Desde la época de la impaciencia juvenil, la palabra cotidiano me ha dado dentera. Más que dentera era ese lugar al que no querías llegar y llegaban los demás a una edad, ese pozo lejano que mezclaban responsabilidades anotadas en un bloc y renuncias de ir con las manos en los bolsillos, que era lo que siempre querías. Lo cotidiano era claudicación y falta de rabia, era sillón y acomodarse, eran pasteles de domingo y misa de una, era un coñazo y lo peor. Lo cotidiano era envolverse en el uniforme de funcionario, llevar manguitos y gafas sin patillas a caballo de una nariz que crecía en largura. Era vivir de lunes a viernes con la esperanza de un sábado para sestear ante la tele. Lo peor, vaya, ya lo he dicho. Y desconoces, claro, que lo cotidiano era impulsar una nueva forma de nostalgia futura, era tan  inapreciable como ese hilo musical de los ascensores al que no prestas atención. Era cómo tu padre guardaba la mitad del sobre de azúcar en la cafetería porque te contabaque estaban mal hechas las medidas. Era también el sonido de las llaves en la puerta y el ruido del tendedero del segundo, ese al que nunca echaron «Tres en Uno». Era el olor a la colonia que tu madre usaba, el modo de doblar la servilleta de tu hermano y el vaso con agua en la mesilla. Lo cotidiano no era rendirse, era lo que estaba pasando ante ti y no registrabas.

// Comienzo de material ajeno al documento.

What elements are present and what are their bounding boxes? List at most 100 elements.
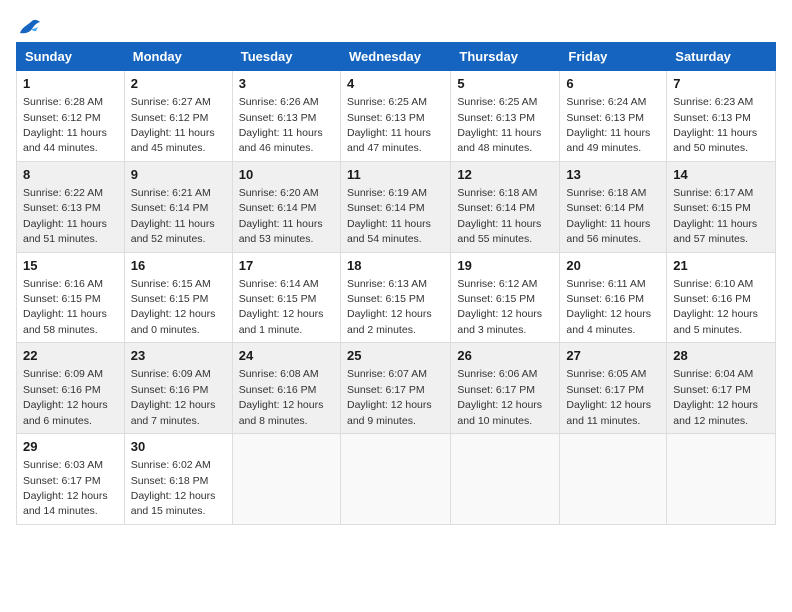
calendar-cell: 7 Sunrise: 6:23 AMSunset: 6:13 PMDayligh… xyxy=(667,71,776,162)
day-number: 15 xyxy=(23,257,118,275)
column-header-monday: Monday xyxy=(124,43,232,71)
day-info: Sunrise: 6:09 AMSunset: 6:16 PMDaylight:… xyxy=(131,368,216,426)
day-info: Sunrise: 6:18 AMSunset: 6:14 PMDaylight:… xyxy=(457,187,541,245)
day-number: 11 xyxy=(347,166,444,184)
day-info: Sunrise: 6:10 AMSunset: 6:16 PMDaylight:… xyxy=(673,278,758,336)
calendar-cell xyxy=(667,434,776,525)
column-header-saturday: Saturday xyxy=(667,43,776,71)
day-number: 1 xyxy=(23,75,118,93)
calendar-cell xyxy=(340,434,450,525)
calendar-cell: 3 Sunrise: 6:26 AMSunset: 6:13 PMDayligh… xyxy=(232,71,340,162)
day-number: 20 xyxy=(566,257,660,275)
calendar-cell xyxy=(232,434,340,525)
day-number: 2 xyxy=(131,75,226,93)
day-info: Sunrise: 6:28 AMSunset: 6:12 PMDaylight:… xyxy=(23,96,107,154)
day-info: Sunrise: 6:04 AMSunset: 6:17 PMDaylight:… xyxy=(673,368,758,426)
calendar-cell: 9 Sunrise: 6:21 AMSunset: 6:14 PMDayligh… xyxy=(124,161,232,252)
calendar-cell: 29 Sunrise: 6:03 AMSunset: 6:17 PMDaylig… xyxy=(17,434,125,525)
column-header-thursday: Thursday xyxy=(451,43,560,71)
calendar-week-5: 29 Sunrise: 6:03 AMSunset: 6:17 PMDaylig… xyxy=(17,434,776,525)
calendar-week-3: 15 Sunrise: 6:16 AMSunset: 6:15 PMDaylig… xyxy=(17,252,776,343)
day-info: Sunrise: 6:06 AMSunset: 6:17 PMDaylight:… xyxy=(457,368,542,426)
calendar-cell: 14 Sunrise: 6:17 AMSunset: 6:15 PMDaylig… xyxy=(667,161,776,252)
calendar-cell: 22 Sunrise: 6:09 AMSunset: 6:16 PMDaylig… xyxy=(17,343,125,434)
day-number: 14 xyxy=(673,166,769,184)
day-info: Sunrise: 6:03 AMSunset: 6:17 PMDaylight:… xyxy=(23,459,108,517)
calendar-cell: 28 Sunrise: 6:04 AMSunset: 6:17 PMDaylig… xyxy=(667,343,776,434)
calendar-cell: 18 Sunrise: 6:13 AMSunset: 6:15 PMDaylig… xyxy=(340,252,450,343)
day-number: 10 xyxy=(239,166,334,184)
calendar-cell: 12 Sunrise: 6:18 AMSunset: 6:14 PMDaylig… xyxy=(451,161,560,252)
day-number: 5 xyxy=(457,75,553,93)
day-number: 9 xyxy=(131,166,226,184)
calendar-cell: 19 Sunrise: 6:12 AMSunset: 6:15 PMDaylig… xyxy=(451,252,560,343)
day-info: Sunrise: 6:25 AMSunset: 6:13 PMDaylight:… xyxy=(457,96,541,154)
day-info: Sunrise: 6:02 AMSunset: 6:18 PMDaylight:… xyxy=(131,459,216,517)
day-number: 8 xyxy=(23,166,118,184)
column-header-friday: Friday xyxy=(560,43,667,71)
day-info: Sunrise: 6:21 AMSunset: 6:14 PMDaylight:… xyxy=(131,187,215,245)
page-header xyxy=(16,16,776,34)
day-info: Sunrise: 6:26 AMSunset: 6:13 PMDaylight:… xyxy=(239,96,323,154)
calendar-week-1: 1 Sunrise: 6:28 AMSunset: 6:12 PMDayligh… xyxy=(17,71,776,162)
day-info: Sunrise: 6:14 AMSunset: 6:15 PMDaylight:… xyxy=(239,278,324,336)
column-header-wednesday: Wednesday xyxy=(340,43,450,71)
calendar-cell: 25 Sunrise: 6:07 AMSunset: 6:17 PMDaylig… xyxy=(340,343,450,434)
calendar-cell: 11 Sunrise: 6:19 AMSunset: 6:14 PMDaylig… xyxy=(340,161,450,252)
column-header-tuesday: Tuesday xyxy=(232,43,340,71)
day-number: 16 xyxy=(131,257,226,275)
day-info: Sunrise: 6:11 AMSunset: 6:16 PMDaylight:… xyxy=(566,278,651,336)
day-number: 21 xyxy=(673,257,769,275)
calendar-cell: 24 Sunrise: 6:08 AMSunset: 6:16 PMDaylig… xyxy=(232,343,340,434)
day-info: Sunrise: 6:22 AMSunset: 6:13 PMDaylight:… xyxy=(23,187,107,245)
day-info: Sunrise: 6:25 AMSunset: 6:13 PMDaylight:… xyxy=(347,96,431,154)
calendar-cell: 16 Sunrise: 6:15 AMSunset: 6:15 PMDaylig… xyxy=(124,252,232,343)
day-info: Sunrise: 6:19 AMSunset: 6:14 PMDaylight:… xyxy=(347,187,431,245)
day-number: 22 xyxy=(23,347,118,365)
calendar-cell: 27 Sunrise: 6:05 AMSunset: 6:17 PMDaylig… xyxy=(560,343,667,434)
calendar-cell: 15 Sunrise: 6:16 AMSunset: 6:15 PMDaylig… xyxy=(17,252,125,343)
logo xyxy=(16,16,40,34)
day-number: 7 xyxy=(673,75,769,93)
day-info: Sunrise: 6:17 AMSunset: 6:15 PMDaylight:… xyxy=(673,187,757,245)
day-info: Sunrise: 6:18 AMSunset: 6:14 PMDaylight:… xyxy=(566,187,650,245)
calendar-cell: 10 Sunrise: 6:20 AMSunset: 6:14 PMDaylig… xyxy=(232,161,340,252)
day-number: 6 xyxy=(566,75,660,93)
day-info: Sunrise: 6:12 AMSunset: 6:15 PMDaylight:… xyxy=(457,278,542,336)
calendar-header-row: SundayMondayTuesdayWednesdayThursdayFrid… xyxy=(17,43,776,71)
calendar-week-4: 22 Sunrise: 6:09 AMSunset: 6:16 PMDaylig… xyxy=(17,343,776,434)
day-number: 25 xyxy=(347,347,444,365)
day-number: 13 xyxy=(566,166,660,184)
calendar-table: SundayMondayTuesdayWednesdayThursdayFrid… xyxy=(16,42,776,525)
day-number: 29 xyxy=(23,438,118,456)
day-number: 24 xyxy=(239,347,334,365)
calendar-cell: 5 Sunrise: 6:25 AMSunset: 6:13 PMDayligh… xyxy=(451,71,560,162)
calendar-cell: 20 Sunrise: 6:11 AMSunset: 6:16 PMDaylig… xyxy=(560,252,667,343)
calendar-week-2: 8 Sunrise: 6:22 AMSunset: 6:13 PMDayligh… xyxy=(17,161,776,252)
calendar-cell: 1 Sunrise: 6:28 AMSunset: 6:12 PMDayligh… xyxy=(17,71,125,162)
day-info: Sunrise: 6:15 AMSunset: 6:15 PMDaylight:… xyxy=(131,278,216,336)
day-number: 3 xyxy=(239,75,334,93)
day-info: Sunrise: 6:05 AMSunset: 6:17 PMDaylight:… xyxy=(566,368,651,426)
calendar-cell: 6 Sunrise: 6:24 AMSunset: 6:13 PMDayligh… xyxy=(560,71,667,162)
day-number: 17 xyxy=(239,257,334,275)
logo-bird-icon xyxy=(18,19,40,37)
day-number: 26 xyxy=(457,347,553,365)
day-number: 18 xyxy=(347,257,444,275)
calendar-cell: 2 Sunrise: 6:27 AMSunset: 6:12 PMDayligh… xyxy=(124,71,232,162)
day-info: Sunrise: 6:24 AMSunset: 6:13 PMDaylight:… xyxy=(566,96,650,154)
calendar-cell: 13 Sunrise: 6:18 AMSunset: 6:14 PMDaylig… xyxy=(560,161,667,252)
day-info: Sunrise: 6:13 AMSunset: 6:15 PMDaylight:… xyxy=(347,278,432,336)
column-header-sunday: Sunday xyxy=(17,43,125,71)
day-number: 27 xyxy=(566,347,660,365)
day-number: 12 xyxy=(457,166,553,184)
calendar-cell xyxy=(560,434,667,525)
day-number: 30 xyxy=(131,438,226,456)
day-info: Sunrise: 6:23 AMSunset: 6:13 PMDaylight:… xyxy=(673,96,757,154)
day-number: 28 xyxy=(673,347,769,365)
day-info: Sunrise: 6:20 AMSunset: 6:14 PMDaylight:… xyxy=(239,187,323,245)
day-info: Sunrise: 6:16 AMSunset: 6:15 PMDaylight:… xyxy=(23,278,107,336)
day-number: 19 xyxy=(457,257,553,275)
calendar-cell: 4 Sunrise: 6:25 AMSunset: 6:13 PMDayligh… xyxy=(340,71,450,162)
day-info: Sunrise: 6:27 AMSunset: 6:12 PMDaylight:… xyxy=(131,96,215,154)
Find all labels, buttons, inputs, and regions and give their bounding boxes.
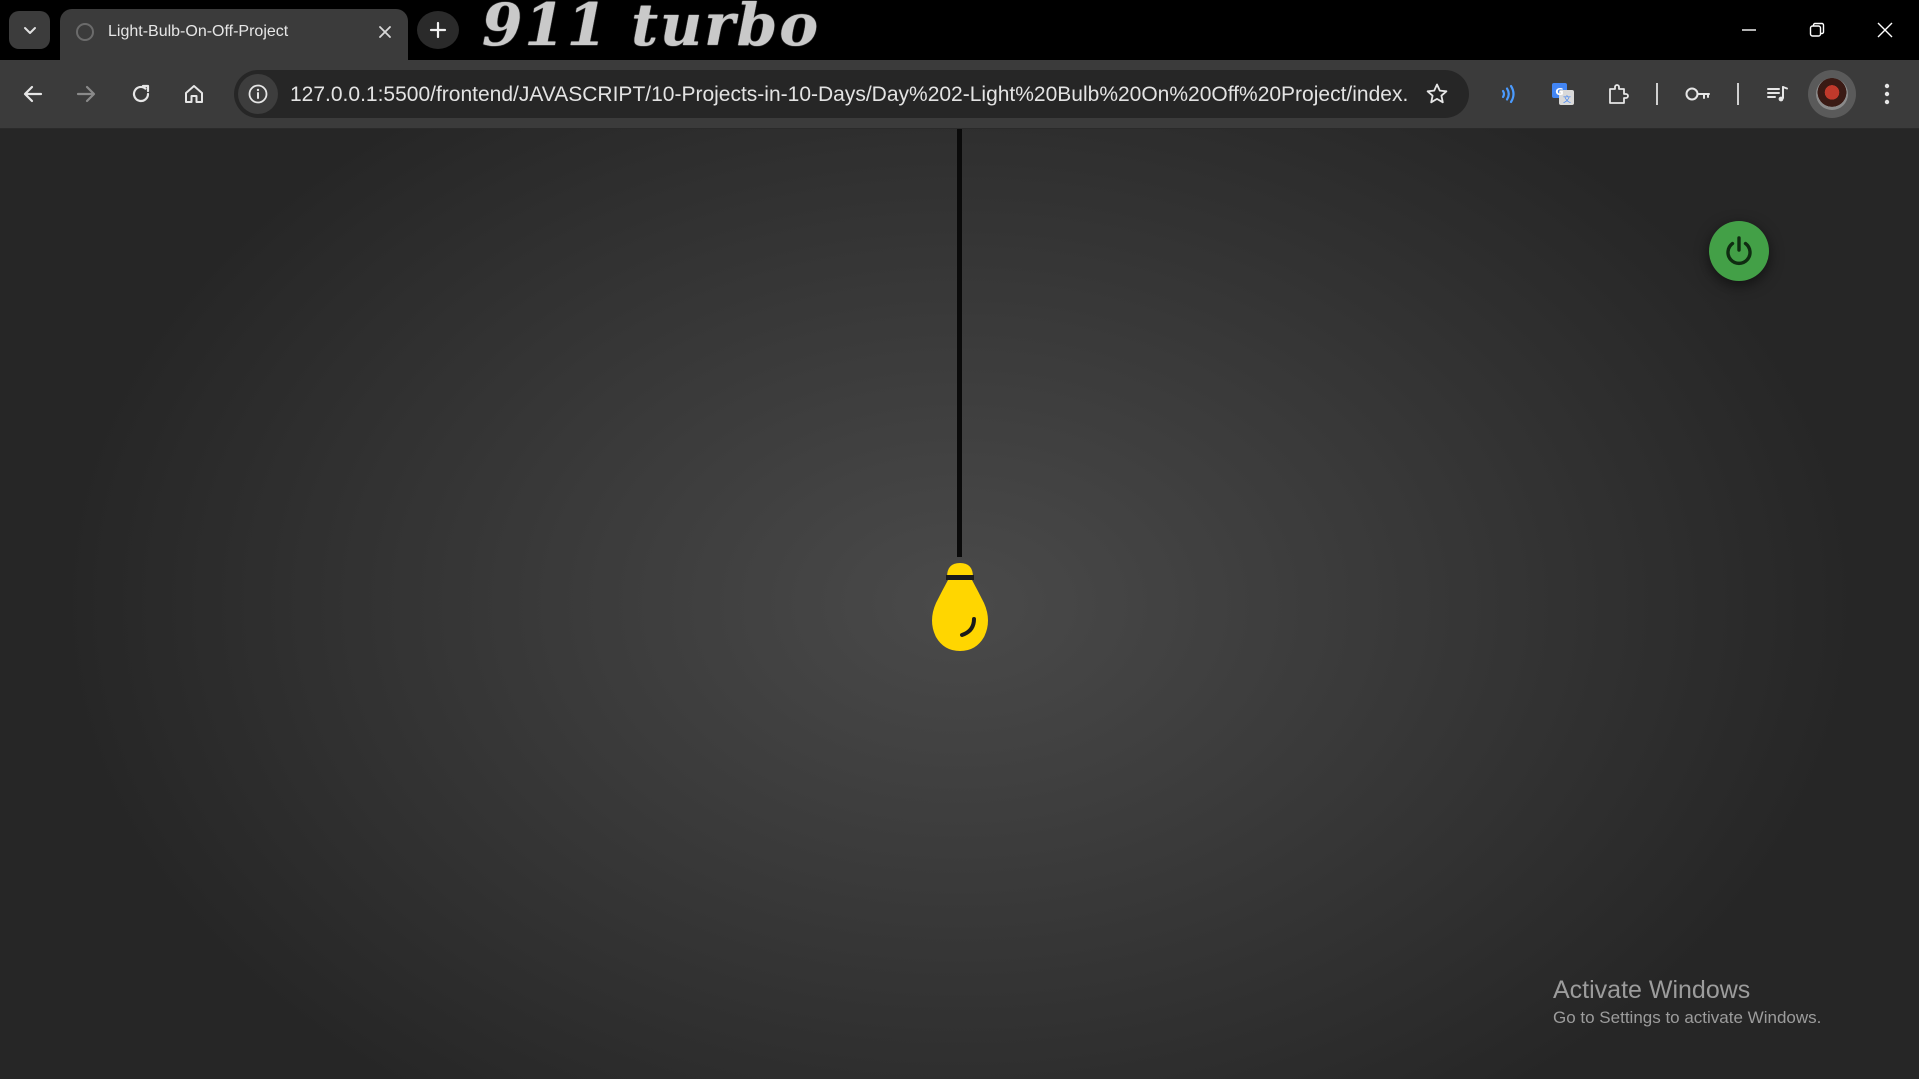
new-tab-button[interactable]	[417, 11, 459, 49]
toolbar-separator	[1656, 83, 1658, 105]
extensions-button[interactable]	[1600, 76, 1636, 112]
power-icon	[1726, 236, 1752, 266]
forward-button[interactable]	[68, 76, 104, 112]
arrow-left-icon	[23, 85, 43, 103]
light-bulb	[932, 563, 988, 651]
close-icon	[1877, 22, 1893, 38]
read-aloud-button[interactable]	[1491, 76, 1527, 112]
tab-search-button[interactable]	[9, 11, 50, 49]
close-window-button[interactable]	[1851, 0, 1919, 60]
sound-wave-icon	[1501, 84, 1515, 104]
activate-windows-watermark: Activate Windows Go to Settings to activ…	[1553, 974, 1821, 1030]
active-tab[interactable]: Light-Bulb-On-Off-Project	[60, 9, 408, 60]
star-icon	[1426, 83, 1448, 104]
tab-title: Light-Bulb-On-Off-Project	[108, 23, 289, 40]
power-toggle-button[interactable]	[1709, 221, 1769, 281]
translate-button[interactable]: G 文	[1545, 76, 1581, 112]
arrow-right-icon	[76, 85, 96, 103]
chevron-down-icon	[23, 27, 36, 34]
info-icon	[248, 84, 268, 104]
close-icon	[379, 26, 391, 38]
puzzle-icon	[1609, 84, 1629, 104]
tab-close-button[interactable]	[372, 19, 398, 45]
minimize-icon	[1742, 29, 1756, 31]
window-controls	[1715, 0, 1919, 60]
restore-button[interactable]	[1783, 0, 1851, 60]
url-text[interactable]: 127.0.0.1:5500/frontend/JAVASCRIPT/10-Pr…	[290, 83, 1408, 107]
restore-icon	[1809, 22, 1825, 37]
profile-avatar[interactable]	[1808, 70, 1856, 118]
playlist-icon	[1767, 86, 1788, 102]
home-button[interactable]	[176, 76, 212, 112]
avatar-image	[1816, 78, 1848, 110]
bookmark-button[interactable]	[1423, 80, 1451, 108]
address-bar[interactable]: 127.0.0.1:5500/frontend/JAVASCRIPT/10-Pr…	[234, 70, 1469, 118]
site-info-button[interactable]	[238, 74, 278, 114]
globe-icon	[76, 23, 94, 41]
minimize-button[interactable]	[1715, 0, 1783, 60]
plus-icon	[429, 21, 447, 39]
watermark-title: Activate Windows	[1553, 976, 1751, 1004]
kebab-menu-icon	[1884, 83, 1890, 105]
theme-logo: 911 turbo	[482, 0, 821, 59]
key-icon	[1685, 87, 1710, 101]
bulb-wire	[957, 129, 962, 557]
home-icon	[185, 85, 203, 103]
watermark-subtitle: Go to Settings to activate Windows.	[1553, 1008, 1822, 1027]
toolbar-separator	[1737, 83, 1739, 105]
browser-toolbar: 127.0.0.1:5500/frontend/JAVASCRIPT/10-Pr…	[0, 60, 1919, 129]
passwords-button[interactable]	[1680, 76, 1716, 112]
translate-icon: G 文	[1552, 83, 1574, 105]
reload-icon	[132, 84, 150, 103]
reload-button[interactable]	[123, 76, 159, 112]
back-button[interactable]	[15, 76, 51, 112]
browser-menu-button[interactable]	[1869, 76, 1905, 112]
browser-title-bar: Light-Bulb-On-Off-Project 911 turbo	[0, 0, 1919, 60]
media-button[interactable]	[1759, 76, 1795, 112]
light-bulb-page: Activate Windows Go to Settings to activ…	[0, 129, 1919, 1079]
svg-text:文: 文	[1563, 94, 1571, 104]
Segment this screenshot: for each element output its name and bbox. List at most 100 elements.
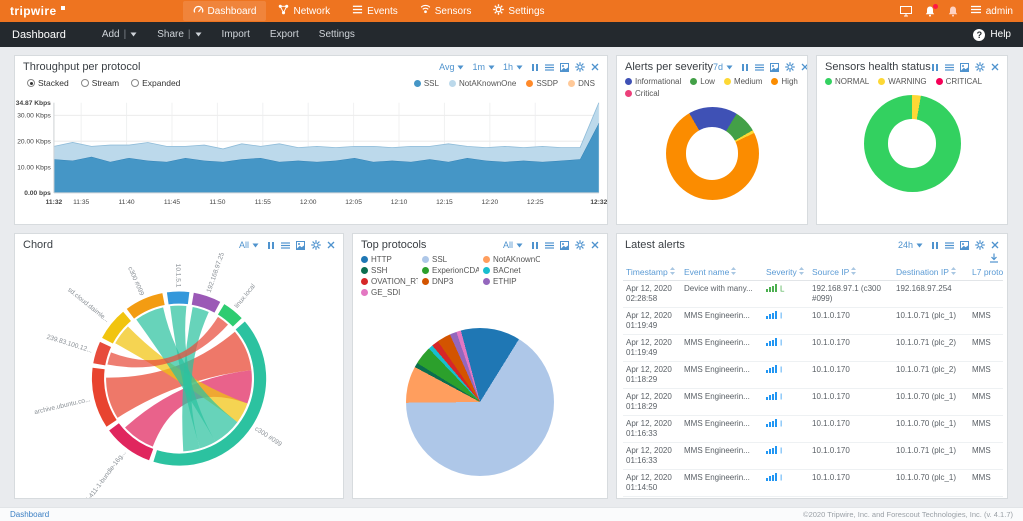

No soy capaz de imaginar el dolor de quien ha sido despojado de su casa, de su país, de su vida. Pero me aterra pensar en todas esas horas por delante, todos esos minutos y segundos dedicados a evocar aquellas rutinas organizadas o aquellos modos de vida mejores o peores. Cuando se habla de los campos de refugiados, del inmenso drama al que damos la espalda, me vienen, como imágenes a cámara rápida los hasthags, las indignaciones efímeras, los titulares sustituidos cada segundo por otro peor o más impactante. Y los cuerpos en las playas. Como aquellos cuerpos que en otras épocas, cuando nosotros éramos Eldorado, llegaban desde Africa y se quedaban en un mar de ilusión frustrada. ¿O es que ya nos hemos olvidado también de que fue, y vuelve a ser, parte de nuestra historia?

No tener memoria es una desgracia. Eludir la responsabilidad es mucho peor.